The Chronicle reported Monday that the Westfield Corporation and its partner, Brookfield Properties, have stopped making payments on a $558 million loan and are in the process of transferring ownership to an eventual receiver. While this could be a negotiating tactic with the lender — which one expert surmised could be the case with a similar public announcement by the owner of the Union Square Hilton and Parc 55 hotels — Westfield has already in recent years walked away from several of its US properties, including four malls in Florida.
And in April 2022, the Wall Street Journal reported that Westfield parent company Unibail-Rodamco-Westfield had near-term plans to back out of the US market altogether and focus solely on the EU. Chief Executive Jean-Marie Tritant told investors at the time that the plan was to sell off most of its US real estate by the end of 2023.
But, much like Nordstrom, the Hilton owner, and Whole Foods in recent months, the company points to downtown San Francisco's specific problems and not the retail climate overall.
In a statement Monday, the company said, "For more than 20 years, Westfield has proudly and successfully operated San Francisco Centre, investing significantly over that time in the vitality of the property.
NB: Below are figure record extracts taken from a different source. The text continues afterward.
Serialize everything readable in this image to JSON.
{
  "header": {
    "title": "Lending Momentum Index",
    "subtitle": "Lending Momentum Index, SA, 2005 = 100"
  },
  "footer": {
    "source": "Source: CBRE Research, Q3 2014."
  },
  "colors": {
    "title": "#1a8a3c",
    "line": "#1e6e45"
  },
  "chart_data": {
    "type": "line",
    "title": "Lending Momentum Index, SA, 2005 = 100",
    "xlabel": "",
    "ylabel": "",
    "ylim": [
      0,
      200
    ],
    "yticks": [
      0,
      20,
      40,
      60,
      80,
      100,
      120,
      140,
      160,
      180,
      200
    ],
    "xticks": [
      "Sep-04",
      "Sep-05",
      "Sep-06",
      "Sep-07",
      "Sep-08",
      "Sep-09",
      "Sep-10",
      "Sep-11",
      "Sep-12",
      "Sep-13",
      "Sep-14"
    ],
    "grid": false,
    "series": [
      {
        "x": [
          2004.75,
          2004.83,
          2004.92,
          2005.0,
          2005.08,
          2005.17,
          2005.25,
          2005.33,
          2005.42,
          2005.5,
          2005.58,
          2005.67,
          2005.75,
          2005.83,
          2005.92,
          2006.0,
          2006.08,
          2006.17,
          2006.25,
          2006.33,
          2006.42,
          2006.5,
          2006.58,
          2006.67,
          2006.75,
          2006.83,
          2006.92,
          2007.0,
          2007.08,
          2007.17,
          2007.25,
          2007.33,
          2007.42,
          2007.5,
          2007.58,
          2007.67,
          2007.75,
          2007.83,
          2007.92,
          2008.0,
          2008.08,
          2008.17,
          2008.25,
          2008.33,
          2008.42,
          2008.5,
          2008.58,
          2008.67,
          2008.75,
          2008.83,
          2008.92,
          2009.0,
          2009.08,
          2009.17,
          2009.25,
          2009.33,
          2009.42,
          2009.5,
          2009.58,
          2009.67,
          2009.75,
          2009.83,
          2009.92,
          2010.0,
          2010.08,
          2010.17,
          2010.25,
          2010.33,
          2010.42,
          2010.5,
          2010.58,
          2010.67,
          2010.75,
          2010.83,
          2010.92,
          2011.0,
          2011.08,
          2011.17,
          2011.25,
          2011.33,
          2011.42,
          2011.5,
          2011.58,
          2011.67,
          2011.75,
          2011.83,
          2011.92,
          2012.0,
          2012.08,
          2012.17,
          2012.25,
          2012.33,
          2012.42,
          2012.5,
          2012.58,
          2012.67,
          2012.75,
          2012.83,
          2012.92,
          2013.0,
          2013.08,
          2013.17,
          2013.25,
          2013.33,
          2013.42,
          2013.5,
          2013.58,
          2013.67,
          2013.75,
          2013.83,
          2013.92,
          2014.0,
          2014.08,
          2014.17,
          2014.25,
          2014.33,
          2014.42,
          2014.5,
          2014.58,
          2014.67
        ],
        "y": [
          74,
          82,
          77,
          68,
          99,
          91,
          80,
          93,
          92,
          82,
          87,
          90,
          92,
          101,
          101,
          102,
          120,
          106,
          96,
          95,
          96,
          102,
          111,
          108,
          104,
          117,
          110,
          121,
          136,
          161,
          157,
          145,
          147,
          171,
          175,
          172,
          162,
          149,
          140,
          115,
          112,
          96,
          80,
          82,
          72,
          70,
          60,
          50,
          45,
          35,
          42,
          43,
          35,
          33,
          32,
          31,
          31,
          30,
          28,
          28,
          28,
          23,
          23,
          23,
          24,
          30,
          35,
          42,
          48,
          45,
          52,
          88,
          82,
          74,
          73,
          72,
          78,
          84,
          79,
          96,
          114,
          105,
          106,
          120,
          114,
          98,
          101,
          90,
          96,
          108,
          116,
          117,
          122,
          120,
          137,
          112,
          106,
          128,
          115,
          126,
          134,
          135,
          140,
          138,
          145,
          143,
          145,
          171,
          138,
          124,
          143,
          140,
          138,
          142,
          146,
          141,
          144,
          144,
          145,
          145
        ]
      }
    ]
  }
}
Given the challenging operating conditions in downtown San Francisco, which have led to declines in sales, occupancy and foot traffic, we have made the difficult decision to begin the process to transfer management of the shopping center to our lender to allow them to appoint a receiver to operate the property going forward."
The Chronicle notes that, according to Westfield, gross sales at the Market Street mall were down by a third in 2022 as compared to 2019. And after the departure of Nordstrom, the property will be just 55% leased — compared to the average for its malls, which is 93%.
The other anchor tenant in the mall, Bloomingdale's, is reportedly tied in to a long-term lease that doesn't expire until 2046. But, as the SF Business Times reported, two large tenants, the Century Cinema and H&M, both have leases expiring in the next six months.
Westfield opened the grand, fully rebuilt mall in 2006 along with then partner Forest City, and it was then called the largest mall on the West Coast — connecting the pre-existing, Nordstrom-anchored shopping center, open since 1989, to the historic Emporium building next door. The renovation project, which included the preservation of the Emporium's grand glass dome on the fourth floor, began in 2003.
While the mall is in no immediate danger of closing, it has certainly seen better days in terms of foot traffic — and even on relatively busy weekends, many stores are far from crowded.
As SFist noted several weeks ago, this follows a larger, national trend in which large-scale retail in major cities is suffering generally, with more shoppers moving online or patronizing suburban shopping centers over urban downtowns. A new research paper from the JP Morgan Chase Institute found that Los Angeles, San Diego, New York City, Seattle, Miami, and Chicago all lost more retail stores than they gained between 2017 and 2021, as did San Francisco. And the pandemic was only one of multiple factors in that trend.